Snow fell as I made my way along the road, apprehension building as I realized there was a huge turn coming up. The urge to press down on the brake rapidly was strong as I made my way toward the first twist of the winding road. I didn’t know when the landscape changed from straight roads with houses to mountains, pine trees, and no streetlights.

Flicking on the bright lights, it felt as if I was completely alone on the mountain. Time to think about what I was going to do after I moved out of his apartment… a place I’d called home for the last three years.

Focusing on the drive, everything would have been just fine, dandy even, if that deer hadn’t been standing in the middle of the road, blinking at me with an expression that screamed, ‘uh, what?’ I’d have been off this mountain in no time.

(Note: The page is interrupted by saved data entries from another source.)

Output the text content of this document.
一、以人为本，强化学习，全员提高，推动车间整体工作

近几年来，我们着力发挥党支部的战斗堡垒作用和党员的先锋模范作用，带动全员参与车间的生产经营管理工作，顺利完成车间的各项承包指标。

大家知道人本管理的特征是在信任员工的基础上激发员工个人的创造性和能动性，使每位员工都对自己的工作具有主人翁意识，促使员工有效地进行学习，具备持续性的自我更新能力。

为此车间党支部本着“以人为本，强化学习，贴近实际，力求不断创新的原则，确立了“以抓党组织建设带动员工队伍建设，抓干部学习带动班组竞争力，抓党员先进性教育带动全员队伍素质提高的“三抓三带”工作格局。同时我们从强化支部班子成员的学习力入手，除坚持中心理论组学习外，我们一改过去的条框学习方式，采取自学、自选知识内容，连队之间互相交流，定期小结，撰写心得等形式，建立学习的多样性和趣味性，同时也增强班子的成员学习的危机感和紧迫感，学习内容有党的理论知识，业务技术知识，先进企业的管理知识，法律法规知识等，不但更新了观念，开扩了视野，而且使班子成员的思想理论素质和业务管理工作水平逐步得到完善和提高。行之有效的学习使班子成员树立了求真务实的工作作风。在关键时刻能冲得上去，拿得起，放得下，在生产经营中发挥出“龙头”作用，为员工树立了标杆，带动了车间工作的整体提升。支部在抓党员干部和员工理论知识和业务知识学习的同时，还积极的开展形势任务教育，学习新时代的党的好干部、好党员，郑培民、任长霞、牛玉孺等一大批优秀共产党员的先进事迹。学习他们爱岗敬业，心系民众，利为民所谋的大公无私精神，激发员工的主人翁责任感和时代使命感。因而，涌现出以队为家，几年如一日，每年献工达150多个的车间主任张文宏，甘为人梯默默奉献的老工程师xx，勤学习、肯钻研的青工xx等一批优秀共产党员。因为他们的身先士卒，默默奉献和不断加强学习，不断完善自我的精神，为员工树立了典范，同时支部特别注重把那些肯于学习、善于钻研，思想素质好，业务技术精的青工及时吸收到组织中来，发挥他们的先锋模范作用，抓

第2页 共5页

With disturbingly calm nonchalance, I wrenched the wheel to avoid hitting the deer, not wanting to kill Rudolph so close to Christmas. I was still calm as the car skidded out of control, although I could hear a scream from somewhere in the car. It was far away, though, far, far away and seemed to fade farther away as the car plowed over a brick wall and went airborne.

I screamed, my life flashing before my eyes when I wasn’t ready to die. Not when I’d wasted the last three years with that dickhead Jason.

A huge pine tree loomed ever larger as the car sailed through the air toward it. Cars weren’t supposed to fly, but my hands on the steering wheel couldn’t seem to make the car change directions, so that sensation had my stomach lurching.

Hitting the ground, the shrubs and smaller trees slowed me somewhat before the car struck the huge pine hard enough for half the hood to crumble inward.

I cried out as my body was flung forward and the airbags burst out of the steering wheel and door, then fizzled out as quickly as they emerged. It buffeted my face from hitting the wheel, but then it threw me backward, and I slammed into the window to my left.

Sharpness snaked across my head just as the passenger’s seat airbags burst out of the dashboard and door, flooding the car with a strange noxious smell. My teeth clacked together so hard I was certain I’d shattered them all—just before the world went black.

Groggily, I opened my eyes, struggling from a consuming darkness around me until I saw a light, then a…monster.

I blinked, convinced I was imagining things.